Avant l'écrit, la Nouvelle-Calédonie possède une littérature orale d'une grande richesse, portée par les langues kanak. Récits fondateurs, contes, poèmes chantés et berceuses se transmettent de génération en génération selon des formes que chaque langue nomme différemment. Des ethnologues et des linguistes, parmi lesquels Maurice Leenhardt puis Alban Bensa, en ont recueilli et publié une partie, contribuant à faire entrer ce patrimoine dans le champ du livre.
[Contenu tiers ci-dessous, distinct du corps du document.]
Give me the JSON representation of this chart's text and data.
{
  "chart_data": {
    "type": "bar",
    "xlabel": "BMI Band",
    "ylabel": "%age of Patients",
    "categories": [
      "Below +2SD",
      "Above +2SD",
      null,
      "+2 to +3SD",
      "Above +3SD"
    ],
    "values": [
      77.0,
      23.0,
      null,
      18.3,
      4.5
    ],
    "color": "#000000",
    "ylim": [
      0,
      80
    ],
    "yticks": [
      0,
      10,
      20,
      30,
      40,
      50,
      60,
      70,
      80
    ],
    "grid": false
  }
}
Premiers auteurs du Caillou

Georges Baudoux, né en 1870 et mort en 1940, passe pour le premier écrivain calédonien. Ses nouvelles, rassemblées notamment sous le titre Les Blancs sont venus, décrivent la société coloniale, les mineurs, les broussards et les tribus avec une acuité qui en fait encore aujourd'hui un document de première main. Jean Mariotti, né en 1901 et mort en 1975, prolonge cette veine en s'inspirant des légendes kanak dans Les Contes de Poindi, paru en 1939, puis dans une série de romans écrits pour l'essentiel depuis la France.

Voix kanak contemporaines

Déwé Gorodey, née en 1949 et disparue en 2022, occupe une place singulière dans ce paysage. Femme politique engagée dans le mouvement indépendantiste et longtemps membre du gouvernement local, elle publie poèmes, nouvelles et romans, dont Sous les cendres des conques en 1985 et Graines de pin colonnaire en 2009. Son écriture croise la mémoire coloniale, la condition des femmes et la parole coutumière. Le dramaturge Pierre Gope porte une inspiration voisine vers la scène.

Scène littéraire actuelle

Nicolas Kurtovitch, né en 1955 à Nouméa, compte parmi les auteurs les plus prolifiques du territoire. Poète, nouvelliste et homme de théâtre, il cherche dans son œuvre un point de rencontre entre héritage européen et sensibilité océanienne. L'Association des écrivains de Nouvelle-Calédonie, fondée en 1996, fédère les plumes locales, tandis que la Maison du Livre réunit depuis 2007 auteurs, éditeurs et institutions culturelles. Claudine Jacques, du côté du roman et de la nouvelle, et Louis-José Barbançon, du côté de l'essai historique, comptent parmi les signatures les plus régulièrement citées.

Édition et diffusion

Quelques maisons installées à Nouméa publient romans, essais, ouvrages pour la jeunesse et travaux de recherche consacrés à l'archipel. Salons du livre et rencontres en bibliothèque entretiennent une vie littéraire active malgré l'éloignement des grands circuits de diffusion. Une bonne part de la production locale reste difficile à trouver en métropole, ce qui donne aux librairies calédoniennes un rôle de vitrine pour cette littérature encore peu connue à l'extérieur.